Возмущенный до глубины души (или, по меньшей мере, желудка) пузач поспешил осенить лоб Хольгиным знаком. Варево мигом засосало выпущенную ложку, и кухарь с причитаниями заскакал вокруг котла, пока помощник спешно искал ему новую.
– Что ж, – громко сказал Альк, – давайте теперь осмотрим двор.
И уверенно направился к двери, возле которой стояли аж два стражника. Обмершая Рыска судорожно вцепилась Жару в рукав, но между охраной у главного и заднего выхода действительно была разница. Этим вменялось следить, чтобы слуги не вынесли из замка половину снеди, под выдуманными предлогами бегая во двор и пряча добычу в укромных уголках. Бегать-то пускали, но тщательно обшаривали.

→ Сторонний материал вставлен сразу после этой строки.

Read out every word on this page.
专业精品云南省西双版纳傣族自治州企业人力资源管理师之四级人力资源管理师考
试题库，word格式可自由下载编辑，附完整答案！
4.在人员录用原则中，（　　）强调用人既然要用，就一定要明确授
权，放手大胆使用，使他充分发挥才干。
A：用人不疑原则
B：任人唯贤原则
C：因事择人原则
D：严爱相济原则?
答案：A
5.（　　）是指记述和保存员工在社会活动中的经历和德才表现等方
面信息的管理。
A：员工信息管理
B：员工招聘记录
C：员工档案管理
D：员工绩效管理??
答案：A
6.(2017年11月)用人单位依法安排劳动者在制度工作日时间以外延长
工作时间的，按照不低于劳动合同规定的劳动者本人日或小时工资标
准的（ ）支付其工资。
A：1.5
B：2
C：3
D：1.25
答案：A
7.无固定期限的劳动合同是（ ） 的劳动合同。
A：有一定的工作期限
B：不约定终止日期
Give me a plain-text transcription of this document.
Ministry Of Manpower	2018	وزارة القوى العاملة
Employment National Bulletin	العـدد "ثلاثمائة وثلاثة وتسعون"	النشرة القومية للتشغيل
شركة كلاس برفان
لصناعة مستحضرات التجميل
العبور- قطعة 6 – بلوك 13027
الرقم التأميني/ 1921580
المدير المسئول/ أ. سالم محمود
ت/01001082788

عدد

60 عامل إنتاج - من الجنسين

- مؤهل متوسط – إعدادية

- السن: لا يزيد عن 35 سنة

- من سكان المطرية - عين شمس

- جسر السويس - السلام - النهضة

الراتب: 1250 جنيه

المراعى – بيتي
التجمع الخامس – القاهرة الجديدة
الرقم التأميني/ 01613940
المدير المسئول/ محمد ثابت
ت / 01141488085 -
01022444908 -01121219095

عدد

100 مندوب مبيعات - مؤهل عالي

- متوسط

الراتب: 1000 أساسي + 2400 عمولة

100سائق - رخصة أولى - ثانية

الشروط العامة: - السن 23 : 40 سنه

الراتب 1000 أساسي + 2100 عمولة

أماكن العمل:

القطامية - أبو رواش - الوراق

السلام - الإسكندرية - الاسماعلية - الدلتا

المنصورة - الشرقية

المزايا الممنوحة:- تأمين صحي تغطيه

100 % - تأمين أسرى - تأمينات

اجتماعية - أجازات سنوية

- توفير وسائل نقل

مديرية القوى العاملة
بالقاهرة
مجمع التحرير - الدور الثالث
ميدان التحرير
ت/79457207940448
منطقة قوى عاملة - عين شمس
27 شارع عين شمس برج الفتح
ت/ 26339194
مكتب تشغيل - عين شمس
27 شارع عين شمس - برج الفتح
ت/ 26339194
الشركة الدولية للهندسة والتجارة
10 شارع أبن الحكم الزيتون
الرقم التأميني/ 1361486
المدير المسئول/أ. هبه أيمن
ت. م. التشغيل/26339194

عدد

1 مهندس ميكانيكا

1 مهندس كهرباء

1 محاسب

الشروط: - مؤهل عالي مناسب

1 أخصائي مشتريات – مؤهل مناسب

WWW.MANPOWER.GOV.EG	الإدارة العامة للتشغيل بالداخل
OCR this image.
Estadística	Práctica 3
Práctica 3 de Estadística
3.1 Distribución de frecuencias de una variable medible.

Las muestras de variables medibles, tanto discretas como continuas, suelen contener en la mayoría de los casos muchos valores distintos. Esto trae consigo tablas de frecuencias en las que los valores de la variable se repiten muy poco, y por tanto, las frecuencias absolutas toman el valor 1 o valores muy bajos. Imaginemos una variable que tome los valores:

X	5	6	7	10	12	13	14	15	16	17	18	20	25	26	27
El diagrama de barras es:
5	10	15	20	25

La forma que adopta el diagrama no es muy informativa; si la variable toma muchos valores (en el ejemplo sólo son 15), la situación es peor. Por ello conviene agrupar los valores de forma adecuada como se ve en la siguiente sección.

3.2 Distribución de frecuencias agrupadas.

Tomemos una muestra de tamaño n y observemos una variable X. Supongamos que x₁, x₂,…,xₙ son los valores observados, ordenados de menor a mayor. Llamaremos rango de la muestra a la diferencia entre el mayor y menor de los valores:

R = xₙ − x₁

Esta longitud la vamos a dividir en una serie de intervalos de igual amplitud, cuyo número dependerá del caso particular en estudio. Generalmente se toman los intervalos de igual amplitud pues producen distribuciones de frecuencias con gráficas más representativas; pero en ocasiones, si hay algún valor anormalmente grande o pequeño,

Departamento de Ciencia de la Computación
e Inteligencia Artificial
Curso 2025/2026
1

При виде путника, мольца и благородной дамы стражники растерялись не меньше кухаря.
– Кто-нибудь чужой через эту дверь заходил? – грозно спросил Альк, захватывая инициативу.
– Нет, господин путник, – залебезили тсецы, подмятые командным тоном саврянина.
– А сами не отлучались? – продолжал допрос белокосый, буравя их подозрительным взглядом.